A enurese noturna secundária, que ocorre após um período de controle da bexiga, frequentemente está associada a fatores psicossociais ou estressores. Nesses casos, a terapia comportamental, que inclui medidas como restrição hídrica noturna, micção programada e sistemas de alarme, é a abordagem inicial mais adequada.
A enurese noturna é uma condição comum na infância, definida como a perda involuntária de urina durante o sono em crianças com idade superior a 5 anos. Ela pode ser classificada como primária, quando a criança nunca atingiu o controle noturno da bexiga, ou secundária, quando ocorre após um período de pelo menos seis meses de controle. A enurese secundária frequentemente está associada a fatores psicossociais, estresse emocional ou eventos significativos na vida da criança.
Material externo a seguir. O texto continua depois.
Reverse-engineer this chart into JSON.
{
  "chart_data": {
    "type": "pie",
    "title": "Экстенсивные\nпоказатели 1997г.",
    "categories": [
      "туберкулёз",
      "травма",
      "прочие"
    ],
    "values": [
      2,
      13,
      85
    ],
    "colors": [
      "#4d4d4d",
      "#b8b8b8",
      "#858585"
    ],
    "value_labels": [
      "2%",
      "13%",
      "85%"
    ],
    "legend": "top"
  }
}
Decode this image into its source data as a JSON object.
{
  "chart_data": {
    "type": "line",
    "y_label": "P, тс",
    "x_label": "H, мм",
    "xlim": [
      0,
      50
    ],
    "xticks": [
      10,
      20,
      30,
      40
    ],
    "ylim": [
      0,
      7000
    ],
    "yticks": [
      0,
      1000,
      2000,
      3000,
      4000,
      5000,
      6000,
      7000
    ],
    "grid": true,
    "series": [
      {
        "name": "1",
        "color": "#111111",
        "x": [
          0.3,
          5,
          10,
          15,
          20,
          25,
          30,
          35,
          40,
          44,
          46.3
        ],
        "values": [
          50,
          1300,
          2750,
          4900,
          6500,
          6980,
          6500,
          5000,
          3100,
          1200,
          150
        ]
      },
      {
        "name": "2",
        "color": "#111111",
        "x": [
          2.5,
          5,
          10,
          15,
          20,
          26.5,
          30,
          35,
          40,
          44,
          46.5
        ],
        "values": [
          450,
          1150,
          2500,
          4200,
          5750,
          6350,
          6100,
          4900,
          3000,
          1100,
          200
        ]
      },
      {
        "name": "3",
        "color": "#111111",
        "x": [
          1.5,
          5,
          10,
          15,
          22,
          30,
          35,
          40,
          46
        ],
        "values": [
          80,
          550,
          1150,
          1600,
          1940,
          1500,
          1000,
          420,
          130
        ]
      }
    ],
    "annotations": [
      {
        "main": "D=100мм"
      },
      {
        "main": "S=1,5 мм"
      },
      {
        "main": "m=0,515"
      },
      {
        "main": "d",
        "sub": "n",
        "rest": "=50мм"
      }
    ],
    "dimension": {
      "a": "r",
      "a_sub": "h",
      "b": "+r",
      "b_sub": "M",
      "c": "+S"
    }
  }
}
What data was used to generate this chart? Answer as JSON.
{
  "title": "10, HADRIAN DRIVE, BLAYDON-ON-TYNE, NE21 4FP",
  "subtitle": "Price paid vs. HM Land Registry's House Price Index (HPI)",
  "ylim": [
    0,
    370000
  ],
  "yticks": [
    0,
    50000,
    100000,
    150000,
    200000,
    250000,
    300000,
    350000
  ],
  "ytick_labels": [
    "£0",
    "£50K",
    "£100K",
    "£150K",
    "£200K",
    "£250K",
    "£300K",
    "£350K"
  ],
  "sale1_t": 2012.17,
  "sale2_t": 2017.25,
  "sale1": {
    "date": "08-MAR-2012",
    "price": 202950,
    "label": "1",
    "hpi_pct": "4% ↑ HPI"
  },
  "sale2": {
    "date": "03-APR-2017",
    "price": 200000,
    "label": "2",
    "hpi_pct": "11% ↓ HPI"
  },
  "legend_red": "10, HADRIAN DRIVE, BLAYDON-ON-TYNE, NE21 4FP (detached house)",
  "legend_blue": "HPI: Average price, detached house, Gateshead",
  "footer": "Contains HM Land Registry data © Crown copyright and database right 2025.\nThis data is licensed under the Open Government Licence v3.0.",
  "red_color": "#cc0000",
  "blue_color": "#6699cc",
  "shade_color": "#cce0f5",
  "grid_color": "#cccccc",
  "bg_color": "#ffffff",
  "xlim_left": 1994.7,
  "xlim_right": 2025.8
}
No caso apresentado, a criança de 7 anos desenvolveu enurese noturna secundária, coincidindo com o nascimento de um irmão mais novo e mudanças na rotina familiar. Esses eventos são estressores psicossociais conhecidos que podem desencadear ou exacerbar a enurese. A avaliação inicial deve sempre excluir causas orgânicas, como infecção do trato urinário, diabetes mellitus ou anomalias urológicas, mas o contexto psicossocial é um forte indicativo da etiologia neste caso. A conduta inicial para a enurese noturna secundária, especialmente quando há fatores psicossociais envolvidos, é a terapia comportamental. Esta inclui medidas como restrição de líquidos antes de dormir, micção programada (acordar a criança para urinar), uso de alarmes de enurese e estratégias de reforço positivo. A farmacoterapia com desmopressina (reduz a produção de urina) ou anticolinérgicos/amitriptilina (relaxam a bexiga ou têm efeito antidepressivo) é geralmente reservada para casos refratários à terapia comportamental ou quando há uma indicação específica após avaliação médica completa.
A enurese noturna primária ocorre quando a criança nunca atingiu o controle da bexiga à noite. A enurese noturna secundária é quando a criança volta a urinar na cama após um período de pelo menos 6 meses de controle noturno.
A terapia comportamental inclui medidas como restrição de líquidos antes de dormir, micção programada (ir ao banheiro antes de deitar e ser acordada para urinar), uso de alarmes de enurese e reforço positivo.
O tratamento farmacológico, como desmopressina ou amitriptilina, é geralmente considerado após falha da terapia comportamental ou em casos específicos, como eventos sociais importantes ou quando há impacto significativo na qualidade de vida da criança.